Reuters
reports that Oxford University Reuters Institute for the
Study of Journalism has determined that news coverage of last
December’s climate summit in Copenhagen was insufficiently
scientific. Turns out that pesky Climategate scandal led too many
journalists to almost entirely ignore the Global Scientific
Consensus in favor of discussing the emails about “hiding the
decline” and beating
up global warming skeptics:
Based on analysis of 400 articles written about the December
2009 summit, the authors of the report for Oxford University’s
Reuters Institute for the Study of Journalism called for a
rethinking of reporting on future such conferences.
Author James Painter concluded that “science was under-reported”
as the essential backdrop when about 120 world leaders met in
Copenhagen but were unable to agree on a binding treaty to slow
climate change.
Much coverage from Copenhagen instead focused on hacked e-mails
from a British university that some skeptics took as evidence of
efforts by scientists to ignore dissenting views.

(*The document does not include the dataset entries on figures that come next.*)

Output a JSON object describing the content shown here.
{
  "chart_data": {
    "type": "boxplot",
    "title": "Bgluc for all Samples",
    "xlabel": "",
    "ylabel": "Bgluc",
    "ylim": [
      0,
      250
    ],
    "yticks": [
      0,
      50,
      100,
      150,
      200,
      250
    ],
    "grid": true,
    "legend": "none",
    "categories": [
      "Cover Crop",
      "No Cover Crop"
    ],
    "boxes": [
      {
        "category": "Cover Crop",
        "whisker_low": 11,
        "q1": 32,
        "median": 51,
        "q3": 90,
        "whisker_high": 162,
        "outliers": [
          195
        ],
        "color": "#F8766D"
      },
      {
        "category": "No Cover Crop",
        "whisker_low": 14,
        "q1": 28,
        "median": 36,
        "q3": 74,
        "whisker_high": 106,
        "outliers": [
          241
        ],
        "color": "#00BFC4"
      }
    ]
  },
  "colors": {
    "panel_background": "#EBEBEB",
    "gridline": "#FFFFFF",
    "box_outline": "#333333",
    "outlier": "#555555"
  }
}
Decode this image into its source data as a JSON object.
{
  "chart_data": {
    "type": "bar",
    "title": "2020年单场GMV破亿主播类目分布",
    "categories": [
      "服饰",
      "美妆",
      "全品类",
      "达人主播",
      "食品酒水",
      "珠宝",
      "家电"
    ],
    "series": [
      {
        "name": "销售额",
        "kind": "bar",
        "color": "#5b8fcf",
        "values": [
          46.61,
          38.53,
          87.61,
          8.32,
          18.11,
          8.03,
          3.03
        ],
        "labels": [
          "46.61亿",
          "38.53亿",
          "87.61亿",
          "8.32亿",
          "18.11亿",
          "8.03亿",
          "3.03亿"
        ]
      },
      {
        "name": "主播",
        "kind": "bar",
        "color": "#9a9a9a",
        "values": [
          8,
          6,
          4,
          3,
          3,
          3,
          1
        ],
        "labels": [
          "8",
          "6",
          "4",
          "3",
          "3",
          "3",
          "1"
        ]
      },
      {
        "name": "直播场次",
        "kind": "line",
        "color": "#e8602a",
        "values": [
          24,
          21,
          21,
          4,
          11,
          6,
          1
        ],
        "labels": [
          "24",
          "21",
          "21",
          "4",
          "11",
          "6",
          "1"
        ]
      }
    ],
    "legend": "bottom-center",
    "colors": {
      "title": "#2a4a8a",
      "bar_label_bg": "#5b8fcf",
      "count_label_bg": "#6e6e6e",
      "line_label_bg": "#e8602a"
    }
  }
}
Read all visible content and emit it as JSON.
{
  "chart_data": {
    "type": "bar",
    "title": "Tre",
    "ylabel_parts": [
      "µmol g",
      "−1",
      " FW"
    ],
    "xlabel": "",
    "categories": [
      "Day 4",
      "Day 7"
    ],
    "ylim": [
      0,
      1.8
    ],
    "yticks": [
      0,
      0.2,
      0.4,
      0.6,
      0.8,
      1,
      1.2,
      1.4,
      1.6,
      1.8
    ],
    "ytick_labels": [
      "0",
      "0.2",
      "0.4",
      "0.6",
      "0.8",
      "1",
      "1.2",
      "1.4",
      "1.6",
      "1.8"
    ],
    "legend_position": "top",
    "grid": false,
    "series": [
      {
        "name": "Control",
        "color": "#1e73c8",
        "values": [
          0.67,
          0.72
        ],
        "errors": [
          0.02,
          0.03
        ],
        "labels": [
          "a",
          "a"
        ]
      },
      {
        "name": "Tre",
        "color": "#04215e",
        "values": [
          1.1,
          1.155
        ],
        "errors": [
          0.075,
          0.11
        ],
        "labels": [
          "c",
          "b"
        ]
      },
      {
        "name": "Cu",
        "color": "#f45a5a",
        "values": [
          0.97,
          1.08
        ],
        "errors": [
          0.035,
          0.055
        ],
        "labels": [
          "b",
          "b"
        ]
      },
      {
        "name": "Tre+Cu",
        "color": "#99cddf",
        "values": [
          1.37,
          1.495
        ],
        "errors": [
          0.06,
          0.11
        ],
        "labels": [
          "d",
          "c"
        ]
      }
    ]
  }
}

The scientists
involved have since been cleared of wrongdoing.
“We need more discussion between scientists, journalists and
policymakers on how to keep highly significant, slow-burn issues
like climate change interesting and engaging to different audiences
around the world,” Painter wrote….
Painter said one way to improve the reporting on climate change
is to provide a larger media staff members to help scientists.
In other news Paul Chesser reports that the AmSpec University
Chesser Institute for the Study of Media Bias found that in an
analysis of journalistic coverage, the media paid way too much
attention to the political hacks and U.N. bureaucrats (but I repeat
myself) who attended Copenhagen; they reported too little about
Climategate; they bought easily the
whitewash investigations of the “cleared” Climategate
scientists; and that alarmist communicators are hopeless
incompetent boobs as was demonstrated by their recent
Splattergate video.
Just trying to uphold the Reuters standard of independent,
objective reporting of my own research.